The fatality rate is the number of cases that result in death divided by the total number of cases (for each gender-age group) excluding cases within the past 45 days (or at the time of writing this, May 25). The basic idea is to only include cases that are not time-censored; that is, they have had enough time to develop until recovery or death.
Despite the repeated assertions by certain politicians that Florida has the best data (still waiting on hospitalizations, Ron), it is actually lacking in many areas that hinder a more complete understanding of the situation. For example, case data is overwritten each day with no record of the days between when Died field goes from ‘No’ to ‘Yes’ (time until death). We cannot even be entirely sure that cases are the same from day to day as there is no unique id and the count of cases by case date changes each day (always lower for some reason).

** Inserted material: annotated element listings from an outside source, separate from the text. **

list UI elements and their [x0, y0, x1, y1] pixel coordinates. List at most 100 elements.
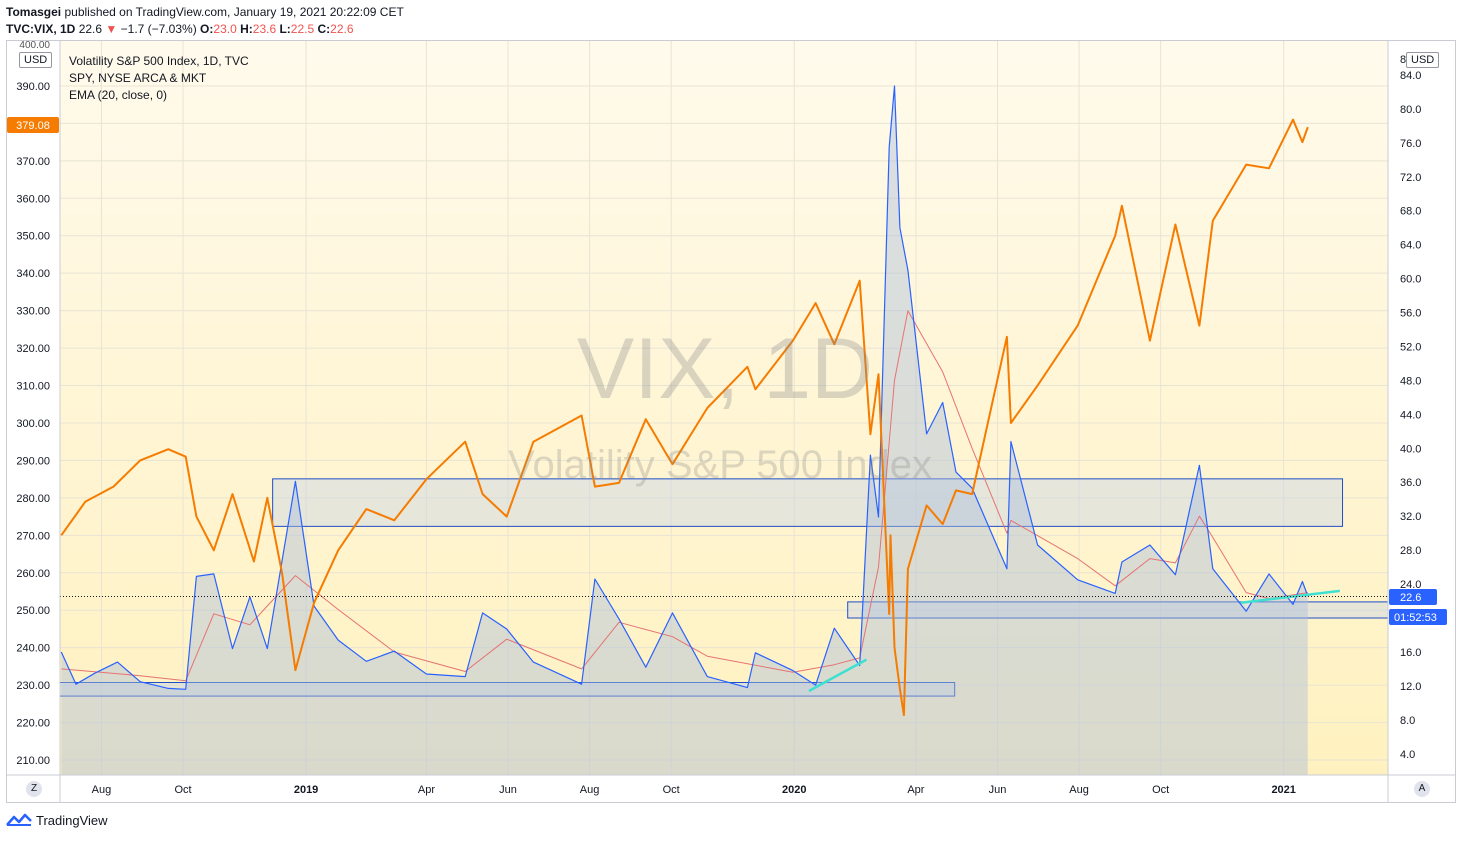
left-axis-bg [7, 41, 60, 775]
right-tick-label: 40.0 [1400, 443, 1421, 455]
x-tick-label: Oct [663, 784, 680, 796]
legend-line-3[interactable]: EMA (20, close, 0) [69, 88, 168, 102]
x-tick-label: Jun [989, 784, 1007, 796]
left-axis-top-partial: 400.00 [19, 40, 50, 51]
open-label: O: [200, 22, 214, 36]
left-tick-label: 290.00 [16, 455, 50, 467]
ohlc-line: TVC:VIX, 1D 22.6 ▼ −1.7 (−7.03%) O:23.0 … [6, 22, 354, 36]
right-tick-label: 36.0 [1400, 477, 1421, 489]
vix-last-tag-bg [1389, 589, 1437, 605]
right-tick-label: 12.0 [1400, 681, 1421, 693]
x-tick-label: 2020 [782, 784, 806, 796]
left-tick-label: 310.00 [16, 381, 50, 393]
vix-area [61, 86, 1308, 775]
legend-line-1[interactable]: Volatility S&P 500 Index, 1D, TVC [69, 54, 249, 68]
countdown-tag-bg [1389, 609, 1447, 625]
trendline [808, 658, 868, 693]
low-label: L: [279, 22, 291, 36]
vix-last-tag: 22.6 [1400, 592, 1421, 604]
left-tick-label: 270.00 [16, 530, 50, 542]
publish-text: published on TradingView.com, January 19… [64, 5, 404, 19]
grid [60, 41, 1388, 775]
x-tick-label: Apr [907, 784, 924, 796]
left-tick-label: 300.00 [16, 418, 50, 430]
right-tick-label: 52.0 [1400, 341, 1421, 353]
series-lines [60, 85, 1309, 717]
spy-last-tag-bg [7, 117, 59, 133]
support-resistance-zone [272, 478, 1344, 527]
right-tick-label: 60.0 [1400, 274, 1421, 286]
price-change: −1.7 (−7.03%) [120, 22, 197, 36]
vix-area-fill [61, 86, 1308, 775]
right-tick-label: 16.0 [1400, 647, 1421, 659]
x-tick-label: Apr [418, 784, 435, 796]
x-tick-label: Jun [499, 784, 517, 796]
left-tick-label: 210.00 [16, 755, 50, 767]
left-currency-button[interactable]: USD [19, 52, 53, 68]
low-value: 22.5 [290, 22, 315, 36]
left-tick-label: 320.00 [16, 343, 50, 355]
right-tick-label: 24.0 [1400, 579, 1421, 591]
watermark-small: Volatility S&P 500 Index [508, 443, 932, 487]
right-tick-label: 68.0 [1400, 206, 1421, 218]
left-tick-label: 350.00 [16, 231, 50, 243]
x-axis-ticks: Aug Oct 2019 Apr Jun Aug Oct 2020 Apr Jun Aug Oct 20… [92, 784, 1296, 796]
down-arrow-icon: ▼ [105, 22, 118, 36]
zoom-button[interactable]: Z [26, 781, 42, 797]
footer-brand[interactable]: TradingView [36, 812, 108, 828]
left-tick-label: 390.00 [16, 81, 50, 93]
auto-scale-button[interactable]: A [1414, 781, 1430, 797]
x-tick-label: Aug [580, 784, 600, 796]
right-tick-label: 28.0 [1400, 545, 1421, 557]
left-tick-label: 220.00 [16, 718, 50, 730]
close-value: 22.6 [330, 22, 354, 36]
left-tick-label: 240.00 [16, 643, 50, 655]
right-tick-label: 76.0 [1400, 138, 1421, 150]
high-value: 23.6 [252, 22, 277, 36]
left-tick-label: 340.00 [16, 268, 50, 280]
countdown-tag: 01:52:53 [1394, 612, 1437, 624]
left-tick-label: 250.00 [16, 605, 50, 617]
right-currency-button[interactable]: USD [1406, 52, 1440, 68]
right-tick-label: 72.0 [1400, 172, 1421, 184]
right-tick-label: 4.0 [1400, 749, 1415, 761]
high-label: H: [240, 22, 253, 36]
right-tick-label: 44.0 [1400, 409, 1421, 421]
x-tick-label: Aug [92, 784, 112, 796]
bottom-axis-bg [7, 775, 1455, 802]
zones [59, 478, 1389, 697]
publish-info: Tomasgei published on TradingView.com, J… [6, 5, 404, 19]
right-tick-label: 84.0 [1400, 70, 1421, 82]
right-axis-top-partial: 8 [1400, 54, 1406, 66]
symbol-label[interactable]: TVC:VIX, 1D [6, 22, 76, 36]
spy-line [60, 118, 1309, 717]
right-tick-label: 80.0 [1400, 104, 1421, 116]
legend-line-2[interactable]: SPY, NYSE ARCA & MKT [69, 71, 207, 85]
right-axis-bg [1388, 41, 1455, 775]
author-name[interactable]: Tomasgei [6, 5, 62, 19]
x-tick-label: 2019 [294, 784, 318, 796]
footer: TradingView [6, 812, 108, 828]
close-label: C: [317, 22, 331, 36]
x-tick-label: Aug [1069, 784, 1089, 796]
x-tick-label: Oct [1152, 784, 1169, 796]
right-axis-ticks: 4.08.012.016.020.024.028.032.036.040.044… [1400, 70, 1421, 761]
right-tick-label: 32.0 [1400, 511, 1421, 523]
left-tick-label: 230.00 [16, 680, 50, 692]
right-tick-label: 56.0 [1400, 308, 1421, 320]
plot-background [60, 41, 1388, 775]
left-tick-label: 260.00 [16, 568, 50, 580]
right-tick-label: 48.0 [1400, 375, 1421, 387]
x-tick-label: Oct [174, 784, 191, 796]
left-axis-ticks: 210.00 220.00 230.00 240.00 250.00 260.00 270.… [16, 81, 50, 767]
left-tick-label: 330.00 [16, 306, 50, 318]
left-tick-label: 370.00 [16, 156, 50, 168]
watermark-big: VIX, 1D [577, 321, 873, 417]
right-tick-label: 8.0 [1400, 715, 1415, 727]
x-tick-label: 2021 [1271, 784, 1295, 796]
tradingview-logo-icon [6, 813, 32, 826]
left-tick-label: 280.00 [16, 493, 50, 505]
open-value: 23.0 [213, 22, 237, 36]
left-tick-label: 360.00 [16, 193, 50, 205]
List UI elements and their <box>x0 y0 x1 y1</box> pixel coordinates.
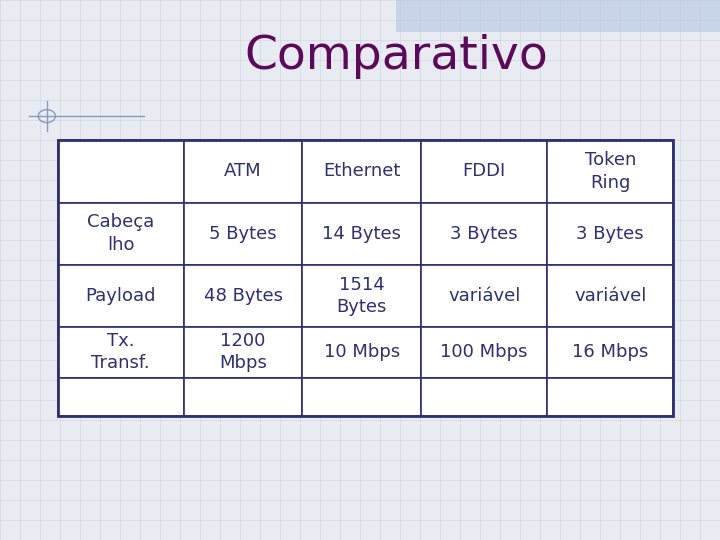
Bar <box>547 140 673 202</box>
Text: Tx.
Transf.: Tx. Transf. <box>91 332 150 373</box>
Text: Ethernet: Ethernet <box>323 163 400 180</box>
Bar <box>547 265 673 327</box>
Text: Comparativo: Comparativo <box>244 34 548 79</box>
Bar <box>421 140 547 202</box>
Bar <box>302 202 421 265</box>
Bar <box>302 265 421 327</box>
Text: variável: variável <box>574 287 647 305</box>
Bar <box>421 202 547 265</box>
Bar <box>58 140 673 416</box>
Text: 1514
Bytes: 1514 Bytes <box>337 275 387 316</box>
Text: ATM: ATM <box>224 163 262 180</box>
Text: Payload: Payload <box>86 287 156 305</box>
Text: 1200
Mbps: 1200 Mbps <box>219 332 267 373</box>
Bar <box>58 202 184 265</box>
Bar <box>184 378 302 416</box>
Text: variável: variável <box>448 287 521 305</box>
Bar <box>396 0 720 32</box>
Text: 16 Mbps: 16 Mbps <box>572 343 649 361</box>
Bar <box>421 327 547 378</box>
Text: 100 Mbps: 100 Mbps <box>441 343 528 361</box>
Bar <box>58 327 184 378</box>
Bar <box>58 378 184 416</box>
Bar <box>547 378 673 416</box>
Text: 3 Bytes: 3 Bytes <box>577 225 644 242</box>
Bar <box>547 202 673 265</box>
Bar <box>547 327 673 378</box>
Bar <box>421 265 547 327</box>
Text: Cabeça
lho: Cabeça lho <box>87 213 154 254</box>
Bar <box>184 140 302 202</box>
Bar <box>302 327 421 378</box>
Text: 5 Bytes: 5 Bytes <box>210 225 276 242</box>
Text: 14 Bytes: 14 Bytes <box>323 225 401 242</box>
Bar <box>58 265 184 327</box>
Bar <box>421 378 547 416</box>
Text: FDDI: FDDI <box>462 163 506 180</box>
Text: 3 Bytes: 3 Bytes <box>451 225 518 242</box>
Bar <box>184 265 302 327</box>
Bar <box>302 140 421 202</box>
Bar <box>184 327 302 378</box>
Bar <box>184 202 302 265</box>
Text: 48 Bytes: 48 Bytes <box>204 287 282 305</box>
Bar <box>302 378 421 416</box>
Text: 10 Mbps: 10 Mbps <box>324 343 400 361</box>
Text: Token
Ring: Token Ring <box>585 151 636 192</box>
Bar <box>58 140 184 202</box>
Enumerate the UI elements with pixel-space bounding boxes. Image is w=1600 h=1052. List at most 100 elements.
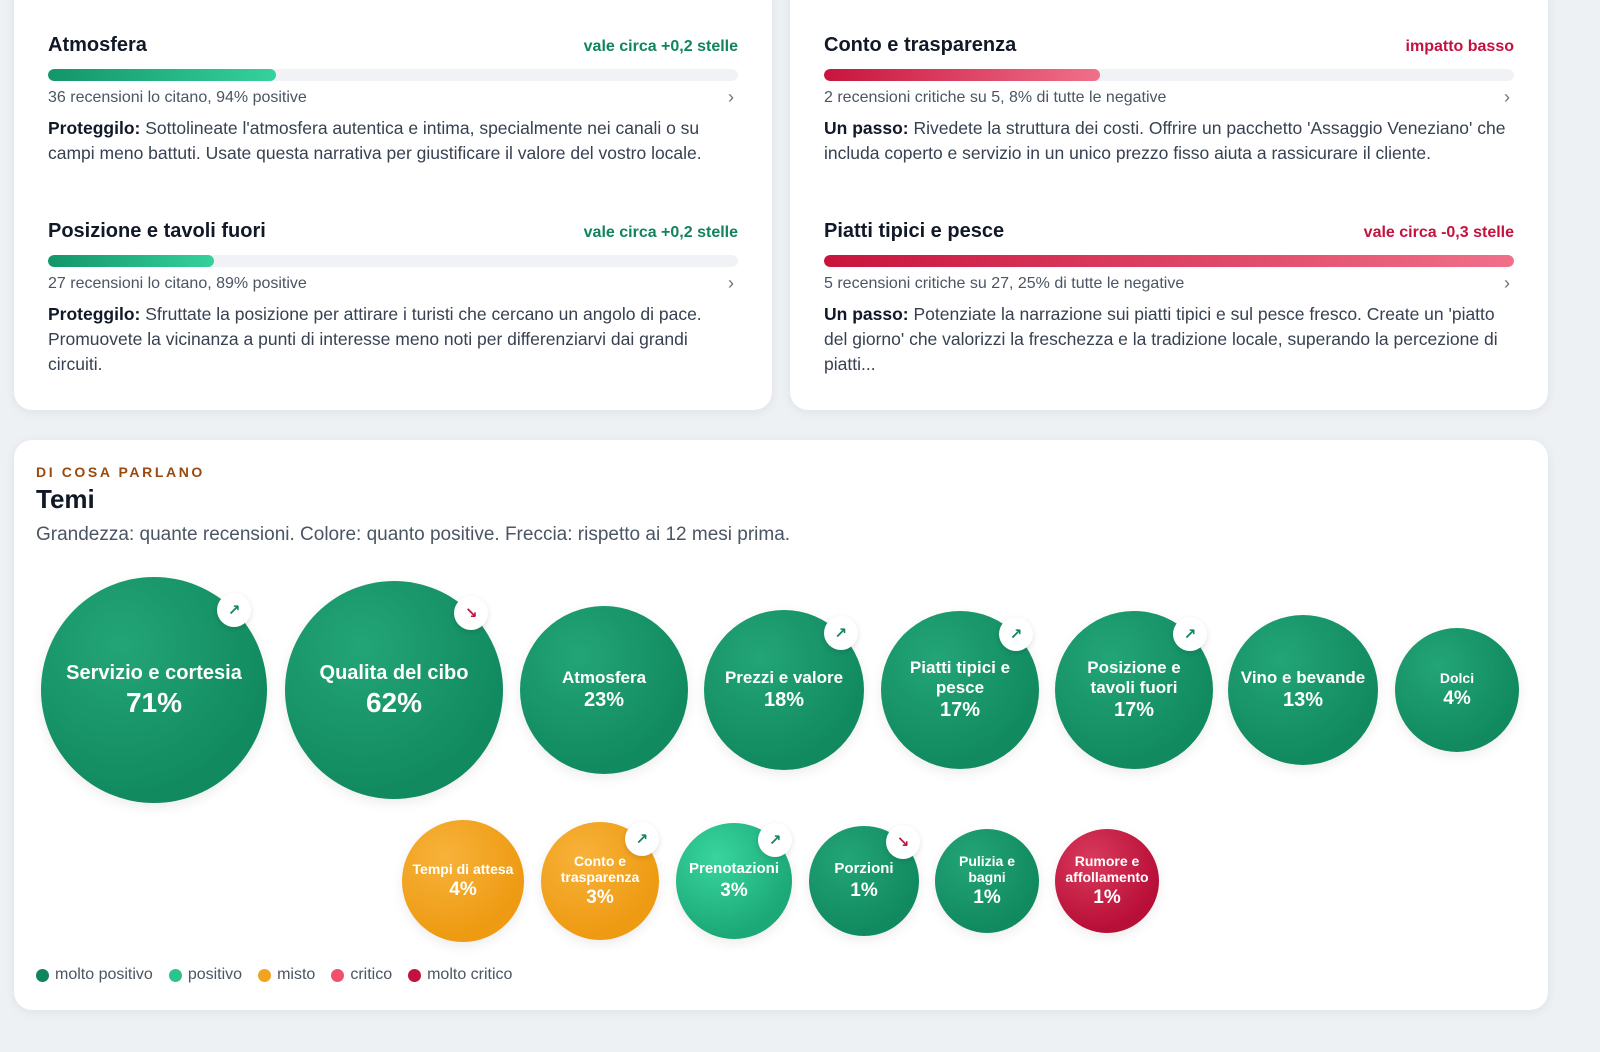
insight-body: Un passo: Potenziate la narrazione sui p… bbox=[824, 302, 1514, 377]
theme-bubble[interactable]: Tempi di attesa 4% bbox=[402, 820, 524, 942]
insight-meta: 5 recensioni critiche su 27, 25% di tutt… bbox=[824, 274, 1185, 292]
theme-bubble[interactable]: Dolci 4% bbox=[1395, 628, 1519, 752]
share-bar-fill bbox=[48, 69, 276, 81]
theme-percent: 13% bbox=[1282, 689, 1324, 712]
insight-meta: 27 recensioni lo citano, 89% positive bbox=[48, 274, 307, 292]
insight-meta: 2 recensioni critiche su 5, 8% di tutte … bbox=[824, 88, 1167, 106]
impact-label: vale circa -0,3 stelle bbox=[1363, 224, 1514, 241]
legend-label: positivo bbox=[187, 966, 243, 983]
insight-body: Un passo: Rivedete la struttura dei cost… bbox=[824, 116, 1514, 166]
legend-dot-icon bbox=[168, 968, 182, 982]
insight-title: Piatti tipici e pesce bbox=[824, 220, 1005, 242]
legend: molto positivo positivo misto critico molto … bbox=[36, 966, 512, 984]
weaknesses-card: Conto e trasparenza impatto basso 2 rece… bbox=[790, 0, 1548, 410]
theme-label: Dolci bbox=[1439, 669, 1475, 686]
theme-label: Vino e bevande bbox=[1240, 667, 1366, 687]
theme-label: Porzioni bbox=[834, 860, 894, 878]
insight-meta: 36 recensioni lo citano, 94% positive bbox=[48, 88, 307, 106]
legend-dot-icon bbox=[36, 968, 49, 982]
section-subtitle: Grandezza: quante recensioni. Colore: qu… bbox=[36, 524, 791, 545]
insight-posizione[interactable]: Posizione e tavoli fuori vale circa +0,2… bbox=[48, 220, 738, 377]
trend-down-icon: ↘ bbox=[454, 595, 489, 630]
theme-percent: 3% bbox=[720, 879, 748, 901]
insight-body: Proteggilo: Sottolineate l'atmosfera aut… bbox=[48, 116, 738, 166]
trend-down-icon: ↘ bbox=[885, 825, 920, 860]
share-bar bbox=[48, 255, 738, 267]
section-title: Temi bbox=[36, 484, 95, 514]
section-eyebrow: DI COSA PARLANO bbox=[36, 464, 205, 480]
theme-label: Prezzi e valore bbox=[724, 667, 844, 687]
theme-percent: 62% bbox=[365, 686, 423, 718]
insight-piatti[interactable]: Piatti tipici e pesce vale circa -0,3 st… bbox=[824, 220, 1514, 377]
strengths-card: Atmosfera vale circa +0,2 stelle 36 rece… bbox=[14, 0, 772, 410]
theme-label: Tempi di attesa bbox=[412, 860, 514, 877]
theme-label: Piatti tipici e pesce bbox=[909, 657, 1011, 697]
theme-bubble[interactable]: Vino e bevande 13% bbox=[1228, 615, 1378, 765]
legend-dot-icon bbox=[331, 968, 345, 982]
theme-percent: 71% bbox=[125, 686, 183, 718]
share-bar bbox=[824, 255, 1514, 267]
theme-percent: 17% bbox=[1113, 699, 1155, 722]
share-bar-fill bbox=[824, 69, 1100, 81]
insight-lead: Proteggilo: bbox=[48, 304, 141, 324]
impact-label: vale circa +0,2 stelle bbox=[583, 38, 738, 55]
chevron-right-icon[interactable]: › bbox=[728, 273, 734, 293]
share-bar bbox=[48, 69, 738, 81]
legend-label: critico bbox=[350, 966, 393, 983]
insight-conto[interactable]: Conto e trasparenza impatto basso 2 rece… bbox=[824, 34, 1514, 166]
legend-label: molto positivo bbox=[55, 966, 153, 983]
theme-percent: 1% bbox=[1093, 887, 1121, 909]
trend-up-icon: ↗ bbox=[1172, 617, 1207, 652]
legend-item: molto positivo bbox=[36, 966, 153, 984]
insight-text: Potenziate la narrazione sui piatti tipi… bbox=[824, 304, 1498, 374]
impact-label: vale circa +0,2 stelle bbox=[583, 224, 738, 241]
legend-item: misto bbox=[258, 966, 315, 984]
trend-up-icon: ↗ bbox=[758, 822, 793, 857]
insight-title: Conto e trasparenza bbox=[824, 34, 1017, 56]
theme-bubbles: Servizio e cortesia 71% ↗ Qualita del cibo 6… bbox=[14, 440, 1548, 1010]
insight-body: Proteggilo: Sfruttate la posizione per a… bbox=[48, 302, 738, 377]
theme-label: Prenotazioni bbox=[688, 860, 779, 878]
theme-bubble[interactable]: Pulizia e bagni 1% bbox=[935, 829, 1039, 933]
share-bar bbox=[824, 69, 1514, 81]
share-bar-fill bbox=[48, 255, 214, 267]
chevron-right-icon[interactable]: › bbox=[1504, 273, 1510, 293]
trend-up-icon: ↗ bbox=[217, 592, 251, 627]
legend-item: critico bbox=[331, 966, 392, 984]
insight-atmosfera[interactable]: Atmosfera vale circa +0,2 stelle 36 rece… bbox=[48, 34, 738, 166]
theme-percent: 17% bbox=[939, 699, 981, 722]
theme-percent: 18% bbox=[763, 689, 805, 712]
themes-card: DI COSA PARLANO Temi Grandezza: quante r… bbox=[14, 440, 1548, 1010]
theme-label: Pulizia e bagni bbox=[958, 852, 1016, 885]
trend-up-icon: ↗ bbox=[998, 617, 1033, 652]
legend-item: positivo bbox=[168, 966, 243, 984]
insight-title: Atmosfera bbox=[48, 34, 147, 56]
theme-label: Qualita del cibo bbox=[319, 661, 469, 684]
insight-lead: Proteggilo: bbox=[48, 118, 141, 138]
legend-item: molto critico bbox=[408, 966, 512, 984]
theme-percent: 23% bbox=[583, 689, 625, 712]
insight-text: Rivedete la struttura dei costi. Offrire… bbox=[824, 118, 1506, 163]
insight-title: Posizione e tavoli fuori bbox=[48, 220, 266, 242]
theme-bubble[interactable]: Rumore e affollamento 1% bbox=[1055, 829, 1159, 933]
insight-text: Sottolineate l'atmosfera autentica e int… bbox=[48, 118, 702, 163]
insight-lead: Un passo: bbox=[824, 304, 909, 324]
legend-label: molto critico bbox=[427, 966, 513, 983]
theme-percent: 4% bbox=[449, 879, 477, 901]
theme-percent: 4% bbox=[1443, 688, 1471, 710]
theme-bubble[interactable]: Atmosfera 23% bbox=[520, 606, 688, 774]
theme-percent: 1% bbox=[973, 887, 1001, 909]
share-bar-fill bbox=[824, 255, 1514, 267]
legend-label: misto bbox=[277, 966, 316, 983]
theme-label: Atmosfera bbox=[561, 667, 647, 687]
trend-up-icon: ↗ bbox=[823, 616, 858, 651]
chevron-right-icon[interactable]: › bbox=[1504, 87, 1510, 107]
trend-up-icon: ↗ bbox=[624, 822, 659, 857]
theme-label: Posizione e tavoli fuori bbox=[1087, 657, 1181, 697]
chevron-right-icon[interactable]: › bbox=[728, 87, 734, 107]
theme-label: Servizio e cortesia bbox=[66, 661, 242, 684]
insight-lead: Un passo: bbox=[824, 118, 909, 138]
insight-text: Sfruttate la posizione per attirare i tu… bbox=[48, 304, 702, 374]
theme-percent: 3% bbox=[586, 887, 614, 909]
theme-percent: 1% bbox=[850, 879, 878, 901]
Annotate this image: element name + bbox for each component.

The only way to estimate time from case until reported death is to look at the change in the number of deaths from one day’s case file to the next. Unless you have been saving each day’s file (we have, as have many others), it would be impossible to know how many new deaths were reported and get an estimate for when a certain proportion of deaths have come in. This is where the 45 day lag comes in.
Now that I’ve wasted all your time, I’ll get to the point. We just look at the percentage of deaths (by case date) for each consecutive case file. Using case dates that are at least 60 days old, we looked at how many of the total/almost total deaths that have been reported by day 45, which is about 96% of them.